The quicker you can deliver clarity to your customer around how you can help, the more likely they are to lean in and say, “Interesting! Tell me more!”
Helpful video: The Power of Polarizing Messages
3. You feel you’re bothering them
Let’s face it. Customers generally hate unsolicited sales outreach. And because most of us feel the same, we can easily empathize with those we call on. It also doesn’t help that most outbound outreach involves an element of experience asymmetry; an imbalance created when a younger, newer, or generally less experienced sales reps call on a more senior decision-maker whose job they’ve never done. For these reasons, despite our best efforts to “smile and dial”, many times when we call on our customers we feel like we’re bothering them. We are emotionally compromised. We sound tentative, unsure, or even fearful, and our customers feel that uncertainty in the tone and demeanor of the seller during the interaction.

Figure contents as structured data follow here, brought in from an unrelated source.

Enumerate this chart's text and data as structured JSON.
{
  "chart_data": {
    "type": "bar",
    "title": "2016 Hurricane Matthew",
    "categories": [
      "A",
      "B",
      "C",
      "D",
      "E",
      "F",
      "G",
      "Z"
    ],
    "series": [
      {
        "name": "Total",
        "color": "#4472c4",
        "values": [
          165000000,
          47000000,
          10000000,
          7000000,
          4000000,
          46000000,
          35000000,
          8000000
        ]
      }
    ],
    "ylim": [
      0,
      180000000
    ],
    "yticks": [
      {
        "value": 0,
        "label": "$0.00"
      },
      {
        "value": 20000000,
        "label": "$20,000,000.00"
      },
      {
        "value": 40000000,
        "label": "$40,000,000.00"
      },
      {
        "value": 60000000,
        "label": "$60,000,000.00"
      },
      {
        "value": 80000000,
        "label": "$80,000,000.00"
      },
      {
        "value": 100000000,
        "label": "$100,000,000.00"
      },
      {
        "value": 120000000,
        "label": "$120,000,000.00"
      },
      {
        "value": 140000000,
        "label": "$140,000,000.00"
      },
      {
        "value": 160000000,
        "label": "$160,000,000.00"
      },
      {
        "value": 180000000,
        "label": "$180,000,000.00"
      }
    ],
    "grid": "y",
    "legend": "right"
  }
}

But imagine you were calling your customer to tell them they just won ten million dollars in the lottery. How would your tone and enthusiasm change then? Would you feel you were bothering them? Of course not! So the key is to figure out how to manifest the same degree of conviction in your current outreach. For example, get customers to share first-hand stories with your team. Wharton School of Business school professor, Adam Grant, conducted an experiment where students who received scholarships funded by alumni donations share first-hand, life-changing stories of how the scholarships impacted them with the fundraising reps. The result, a 400% increase in average weekly donation revenue because the reps were able to convey the value of their outreach with higher conviction.

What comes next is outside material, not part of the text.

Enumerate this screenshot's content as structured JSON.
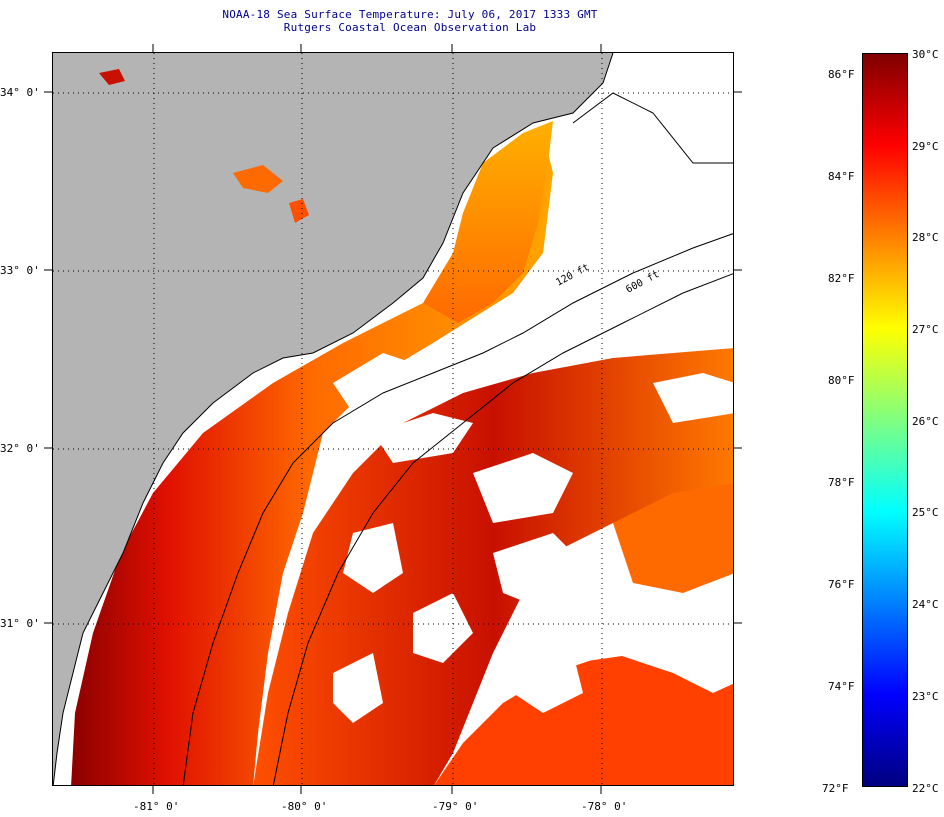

You can also reformulate your pitch to lead with beliefs and feelings rather than products. In his book, Start With Why, Simon Sinek, asserts that customers don’t buy what you do, they buy why you do it. For that reason, when sales reps lead with messages rooted in beliefs, their conversations are more natural and persuasive with negative feelings organically pushed aside in favor of high conviction and enthusiasm.
Helpful video: How to Harness the Massive Conversion Power of Conviction!
Executing an outbound selling strategy can be tough. While tactical execution is fundamental to sales success, alignment around the emotional elements of attention, clarity, and conviction is equally important and unfortunately, often overlooked.